The pandemic has been tough on the world’s most iconic secret agent. James Bond was primed to hit cinemas with No Time to Die in April last year, but a mysterious new virus known as SARS-CoV-2 put 007 out of commission.
The release of No Time to Die was pushed back and back and back again until finally it opened in Ireland last week.
The long wait gave fans a chance to sip martinis and re-acquaint themselves with the highlights of Bond’s six-decade career: stopping a demented tycoon from crashing the global economy (Goldfinger); thwarting a terrorist conspiracy to hack the internet (Spectre); and preventing nuclear bombs from razing Miami (Thunderball), New York and Moscow (The Spy Who Loved Me), West Germany (Octopussy) and Istanbul (The World Is Not Enough).
Still, 007’s most politically important mission did not take place on the big screen, but at the White House in the early 1960s. John F Kennedy was a Bond fan, and the media loved to draw parallels between the fictional spy and the real-life president — so much so that their personas became intertwined in America’s cultural subconscious. This was no accident: Kennedy deliberately used Bond to project an image as a heroic leader who could meet any challenge in the most perilous years of the Cold War.
In 1954, then-senator Kennedy was in hospital recovering from back surgery and looking to kill time when a friend handed him a copy of Casino Royale, the first of the 007 novels, by British author Ian Fleming. JFK devoured it.
In 1960, during his presidential campaign, Kennedy invited Fleming over to his Georgetown house. They talked foreign affairs, with Fleming arguing that the United States could topple Fidel Castro by dropping pesos over Havana, together with leaflets reading “Compliments of the United States”.
While that particular piece of advice was ignored, probably with good reason, Fleming did inspire American spymasters. Allen Dulles, who served as CIA chief under presidents Dwight D Eisenhower and Kennedy, was another Bond devotee, and he instructed his Office of Technical Service to engineer 007-style gadgets for his agents. The resulting devices included exploding cigars and knife-tip shoes.

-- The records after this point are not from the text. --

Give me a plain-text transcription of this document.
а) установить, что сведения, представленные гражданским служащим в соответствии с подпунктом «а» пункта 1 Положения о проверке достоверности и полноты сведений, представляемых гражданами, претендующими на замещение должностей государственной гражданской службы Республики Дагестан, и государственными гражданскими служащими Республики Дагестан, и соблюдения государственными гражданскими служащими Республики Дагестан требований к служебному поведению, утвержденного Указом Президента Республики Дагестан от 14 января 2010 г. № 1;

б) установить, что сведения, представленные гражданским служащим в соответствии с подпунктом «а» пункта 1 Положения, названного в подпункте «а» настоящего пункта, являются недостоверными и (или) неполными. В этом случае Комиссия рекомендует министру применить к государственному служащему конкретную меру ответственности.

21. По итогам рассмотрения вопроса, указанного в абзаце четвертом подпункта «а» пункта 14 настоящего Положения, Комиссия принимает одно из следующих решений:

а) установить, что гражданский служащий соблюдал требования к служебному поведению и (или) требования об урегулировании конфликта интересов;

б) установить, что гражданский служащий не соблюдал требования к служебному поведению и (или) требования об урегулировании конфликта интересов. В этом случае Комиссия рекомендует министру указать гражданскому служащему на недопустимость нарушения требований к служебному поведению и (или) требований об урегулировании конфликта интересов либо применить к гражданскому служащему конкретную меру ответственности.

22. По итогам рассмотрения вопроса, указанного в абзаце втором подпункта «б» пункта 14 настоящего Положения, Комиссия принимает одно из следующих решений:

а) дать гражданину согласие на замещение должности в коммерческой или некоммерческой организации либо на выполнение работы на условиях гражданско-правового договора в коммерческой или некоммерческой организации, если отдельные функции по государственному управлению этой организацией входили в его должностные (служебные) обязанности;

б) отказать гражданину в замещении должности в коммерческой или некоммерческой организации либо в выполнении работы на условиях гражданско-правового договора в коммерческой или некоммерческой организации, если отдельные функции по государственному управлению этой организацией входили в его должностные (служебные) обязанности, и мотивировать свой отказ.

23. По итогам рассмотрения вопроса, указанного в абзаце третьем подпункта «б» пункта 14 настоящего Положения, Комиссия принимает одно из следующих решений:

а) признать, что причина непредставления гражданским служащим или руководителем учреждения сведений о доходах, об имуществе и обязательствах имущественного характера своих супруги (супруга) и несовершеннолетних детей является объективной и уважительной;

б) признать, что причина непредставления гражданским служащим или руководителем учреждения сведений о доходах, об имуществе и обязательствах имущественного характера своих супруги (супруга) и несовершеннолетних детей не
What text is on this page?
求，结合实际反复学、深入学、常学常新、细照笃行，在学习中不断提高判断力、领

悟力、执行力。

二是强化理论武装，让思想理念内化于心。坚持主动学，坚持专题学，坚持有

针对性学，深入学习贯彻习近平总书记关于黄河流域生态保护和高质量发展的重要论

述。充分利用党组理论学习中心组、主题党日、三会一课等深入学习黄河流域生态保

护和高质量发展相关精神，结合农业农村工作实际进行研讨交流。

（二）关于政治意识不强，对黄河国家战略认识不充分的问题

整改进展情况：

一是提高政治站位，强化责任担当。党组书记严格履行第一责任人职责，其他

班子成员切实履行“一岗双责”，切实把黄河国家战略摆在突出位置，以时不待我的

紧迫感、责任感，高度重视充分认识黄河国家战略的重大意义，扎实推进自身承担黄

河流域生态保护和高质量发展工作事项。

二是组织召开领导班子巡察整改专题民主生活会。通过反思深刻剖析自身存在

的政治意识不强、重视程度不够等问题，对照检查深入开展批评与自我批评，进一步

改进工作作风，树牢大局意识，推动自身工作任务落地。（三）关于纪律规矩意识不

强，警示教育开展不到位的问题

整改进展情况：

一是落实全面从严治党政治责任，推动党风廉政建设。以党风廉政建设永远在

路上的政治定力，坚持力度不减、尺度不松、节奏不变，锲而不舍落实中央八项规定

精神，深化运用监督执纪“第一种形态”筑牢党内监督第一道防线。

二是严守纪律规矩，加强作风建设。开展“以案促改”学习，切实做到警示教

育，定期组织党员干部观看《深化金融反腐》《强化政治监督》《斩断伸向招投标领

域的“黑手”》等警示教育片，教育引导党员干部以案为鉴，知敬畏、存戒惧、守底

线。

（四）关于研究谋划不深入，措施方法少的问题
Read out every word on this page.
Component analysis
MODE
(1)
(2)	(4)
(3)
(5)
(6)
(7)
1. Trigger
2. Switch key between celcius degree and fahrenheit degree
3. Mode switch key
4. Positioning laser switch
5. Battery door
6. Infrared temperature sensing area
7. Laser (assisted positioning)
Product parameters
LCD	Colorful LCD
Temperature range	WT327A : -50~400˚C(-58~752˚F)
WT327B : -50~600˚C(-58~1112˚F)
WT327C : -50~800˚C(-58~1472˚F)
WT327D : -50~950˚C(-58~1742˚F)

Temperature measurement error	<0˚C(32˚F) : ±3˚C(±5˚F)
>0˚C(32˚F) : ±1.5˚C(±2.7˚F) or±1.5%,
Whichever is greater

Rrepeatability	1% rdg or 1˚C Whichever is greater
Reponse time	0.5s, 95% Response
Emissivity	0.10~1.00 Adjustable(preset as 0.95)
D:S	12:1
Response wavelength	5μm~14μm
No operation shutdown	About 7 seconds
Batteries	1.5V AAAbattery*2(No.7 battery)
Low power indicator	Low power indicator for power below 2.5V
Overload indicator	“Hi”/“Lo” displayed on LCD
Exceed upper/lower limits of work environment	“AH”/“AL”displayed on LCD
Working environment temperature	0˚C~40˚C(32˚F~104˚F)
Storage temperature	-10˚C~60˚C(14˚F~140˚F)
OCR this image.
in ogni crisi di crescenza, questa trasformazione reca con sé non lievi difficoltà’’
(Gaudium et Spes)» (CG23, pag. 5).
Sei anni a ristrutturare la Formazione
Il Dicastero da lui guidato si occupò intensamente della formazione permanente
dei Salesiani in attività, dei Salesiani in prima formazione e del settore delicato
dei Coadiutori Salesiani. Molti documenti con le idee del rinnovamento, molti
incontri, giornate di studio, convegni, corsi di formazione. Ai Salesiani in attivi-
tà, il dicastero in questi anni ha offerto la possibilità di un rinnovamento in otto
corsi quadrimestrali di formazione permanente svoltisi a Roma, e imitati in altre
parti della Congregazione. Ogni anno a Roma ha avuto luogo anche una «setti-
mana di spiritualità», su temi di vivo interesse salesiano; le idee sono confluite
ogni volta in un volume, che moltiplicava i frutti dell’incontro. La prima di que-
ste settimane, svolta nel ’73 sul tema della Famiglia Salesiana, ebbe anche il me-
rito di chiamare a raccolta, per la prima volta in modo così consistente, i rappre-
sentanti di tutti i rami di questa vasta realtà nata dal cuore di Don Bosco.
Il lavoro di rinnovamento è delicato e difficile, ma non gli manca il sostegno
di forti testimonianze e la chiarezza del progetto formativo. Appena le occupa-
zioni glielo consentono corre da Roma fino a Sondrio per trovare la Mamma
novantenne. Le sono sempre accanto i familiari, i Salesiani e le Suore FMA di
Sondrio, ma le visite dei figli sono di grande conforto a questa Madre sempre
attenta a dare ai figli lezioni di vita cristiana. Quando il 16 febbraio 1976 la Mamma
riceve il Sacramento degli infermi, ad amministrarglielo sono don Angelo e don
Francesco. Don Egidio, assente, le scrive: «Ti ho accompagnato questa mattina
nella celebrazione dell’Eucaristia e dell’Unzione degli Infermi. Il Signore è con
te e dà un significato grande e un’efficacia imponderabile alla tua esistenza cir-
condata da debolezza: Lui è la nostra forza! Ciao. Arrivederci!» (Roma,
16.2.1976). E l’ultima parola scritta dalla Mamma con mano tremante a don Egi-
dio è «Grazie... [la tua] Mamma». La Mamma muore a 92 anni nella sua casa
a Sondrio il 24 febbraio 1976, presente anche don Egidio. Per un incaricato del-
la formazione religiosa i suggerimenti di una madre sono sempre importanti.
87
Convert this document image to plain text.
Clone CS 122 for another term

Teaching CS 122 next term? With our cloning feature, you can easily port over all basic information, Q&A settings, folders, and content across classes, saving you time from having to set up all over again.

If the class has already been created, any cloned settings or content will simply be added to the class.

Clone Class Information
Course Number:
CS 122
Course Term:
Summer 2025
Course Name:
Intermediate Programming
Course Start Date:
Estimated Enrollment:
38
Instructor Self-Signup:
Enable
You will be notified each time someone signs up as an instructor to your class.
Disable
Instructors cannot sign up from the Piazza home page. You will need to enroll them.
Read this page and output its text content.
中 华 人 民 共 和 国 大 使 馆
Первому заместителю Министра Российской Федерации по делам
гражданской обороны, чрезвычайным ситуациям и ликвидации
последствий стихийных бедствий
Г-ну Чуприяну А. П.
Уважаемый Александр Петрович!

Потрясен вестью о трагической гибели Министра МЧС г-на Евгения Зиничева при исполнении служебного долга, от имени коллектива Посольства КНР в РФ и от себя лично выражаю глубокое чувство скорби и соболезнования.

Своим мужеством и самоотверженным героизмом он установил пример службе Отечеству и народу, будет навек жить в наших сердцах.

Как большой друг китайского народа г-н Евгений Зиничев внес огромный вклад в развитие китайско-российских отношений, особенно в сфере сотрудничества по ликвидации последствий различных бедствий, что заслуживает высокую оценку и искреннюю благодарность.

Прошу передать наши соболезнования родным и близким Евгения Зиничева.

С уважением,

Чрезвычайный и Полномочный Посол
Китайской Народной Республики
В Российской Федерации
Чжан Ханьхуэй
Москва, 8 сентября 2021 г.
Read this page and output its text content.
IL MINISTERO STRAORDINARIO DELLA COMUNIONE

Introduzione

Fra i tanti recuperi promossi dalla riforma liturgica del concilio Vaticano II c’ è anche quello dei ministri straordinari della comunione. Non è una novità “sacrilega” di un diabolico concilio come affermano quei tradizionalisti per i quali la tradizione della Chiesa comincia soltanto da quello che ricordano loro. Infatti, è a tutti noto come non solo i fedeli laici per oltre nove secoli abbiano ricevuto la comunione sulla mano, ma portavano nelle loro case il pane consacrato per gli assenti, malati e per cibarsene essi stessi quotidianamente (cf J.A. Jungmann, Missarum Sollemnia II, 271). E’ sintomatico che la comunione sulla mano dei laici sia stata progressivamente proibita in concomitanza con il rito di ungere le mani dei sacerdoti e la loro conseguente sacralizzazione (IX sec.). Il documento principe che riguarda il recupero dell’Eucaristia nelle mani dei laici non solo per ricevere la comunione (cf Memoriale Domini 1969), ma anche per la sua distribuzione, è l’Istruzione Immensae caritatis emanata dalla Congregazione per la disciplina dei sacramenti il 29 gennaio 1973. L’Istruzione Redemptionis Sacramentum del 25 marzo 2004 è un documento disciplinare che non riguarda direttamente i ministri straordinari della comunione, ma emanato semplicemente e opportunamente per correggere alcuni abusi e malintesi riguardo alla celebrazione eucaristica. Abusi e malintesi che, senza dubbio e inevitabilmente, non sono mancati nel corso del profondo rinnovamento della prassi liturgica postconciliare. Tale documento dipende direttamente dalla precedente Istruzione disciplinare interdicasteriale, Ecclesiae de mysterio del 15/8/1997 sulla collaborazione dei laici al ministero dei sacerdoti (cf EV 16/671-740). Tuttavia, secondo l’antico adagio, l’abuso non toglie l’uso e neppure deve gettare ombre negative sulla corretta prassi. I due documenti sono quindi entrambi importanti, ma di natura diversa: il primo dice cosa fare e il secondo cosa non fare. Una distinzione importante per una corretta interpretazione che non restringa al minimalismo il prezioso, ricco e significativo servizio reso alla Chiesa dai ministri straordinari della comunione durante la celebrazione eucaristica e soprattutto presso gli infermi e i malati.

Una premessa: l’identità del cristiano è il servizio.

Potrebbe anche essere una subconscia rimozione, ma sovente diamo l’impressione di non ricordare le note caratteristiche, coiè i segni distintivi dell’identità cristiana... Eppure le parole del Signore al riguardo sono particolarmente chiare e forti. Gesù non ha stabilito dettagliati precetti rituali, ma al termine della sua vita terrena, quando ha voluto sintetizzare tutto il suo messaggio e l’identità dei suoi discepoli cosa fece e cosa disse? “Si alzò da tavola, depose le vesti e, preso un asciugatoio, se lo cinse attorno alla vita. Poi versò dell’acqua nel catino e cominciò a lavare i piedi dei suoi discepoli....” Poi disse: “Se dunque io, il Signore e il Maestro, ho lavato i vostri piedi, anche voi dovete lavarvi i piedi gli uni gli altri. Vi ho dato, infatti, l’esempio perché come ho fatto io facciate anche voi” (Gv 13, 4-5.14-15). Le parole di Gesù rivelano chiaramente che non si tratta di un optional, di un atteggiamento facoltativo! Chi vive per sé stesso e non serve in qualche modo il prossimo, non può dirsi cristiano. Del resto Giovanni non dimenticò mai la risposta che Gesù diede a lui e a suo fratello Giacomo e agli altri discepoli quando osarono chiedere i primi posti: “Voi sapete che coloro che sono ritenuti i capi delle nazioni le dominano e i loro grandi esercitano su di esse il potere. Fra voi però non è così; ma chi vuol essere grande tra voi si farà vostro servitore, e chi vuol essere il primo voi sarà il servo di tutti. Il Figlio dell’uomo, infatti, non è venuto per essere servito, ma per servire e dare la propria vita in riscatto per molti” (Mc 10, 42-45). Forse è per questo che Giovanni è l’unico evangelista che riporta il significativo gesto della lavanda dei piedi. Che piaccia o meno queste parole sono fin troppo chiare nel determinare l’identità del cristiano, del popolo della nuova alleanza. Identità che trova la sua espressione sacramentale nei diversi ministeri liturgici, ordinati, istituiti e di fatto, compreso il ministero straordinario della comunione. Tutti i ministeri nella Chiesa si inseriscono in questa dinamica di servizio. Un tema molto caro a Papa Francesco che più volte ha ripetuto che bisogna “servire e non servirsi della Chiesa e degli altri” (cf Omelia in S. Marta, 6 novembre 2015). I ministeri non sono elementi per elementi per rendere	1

In 1961, not long after his inauguration, JFK was asked about his favourite books. Alongside highbrow choices he named From Russia With Love, in which Bond comes up against Soviet counter-intelligence. The presidential shout-out sent the 007 series flying off the shelves.
Bond’s sudden popularity stateside persuaded Eon Productions to dash ahead with its movie adaptation of Fleming’s Dr No. It was later screened at the White House. Afterwards, JFK told the producers they should film From Russia With Love next. It wasn’t an executive order, but they followed it anyway. That movie would be the last JFK ever watched. He was shown a rough cut on November 20, 1963 — a day before he departed for San Antonio and then Dallas.
JFK was a master of spin. He knew professing his fondness for Bond would result in an avalanche of articles lumping them together, which worked to his advantage. When people thought of Bond, they would also think of Kennedy — and thus the heroic qualities of the spy would get bestowed on the president.
Political leaders have always sought to govern under the aegis of mythic figures. In the ancient world, that meant invoking gods and heroes. In our secular age, it’s subtler, but the principle remains the same. Politicians refer to “great” leaders from the past or, in some cases, fictional characters. When Trump tweeted a picture of himself as Rocky, the intended message was clear: Trump = fighter. Kennedy never actually transposed his head on to Bond’s body, but Americans got the picture — their president would protect them.
In October 1962, that perception took on more importance than ever. Like the Bond villains brandishing weapons of untold destruction, the Cuban missile crisis threatened to unleash nuclear war. But JFK kept cool under pressure and led the way in finding a diplomatic solution.
Bond may have been more of a fighter than a diplomat, but the mark he made on his greatest Oval Office admirer might just have helped save the world.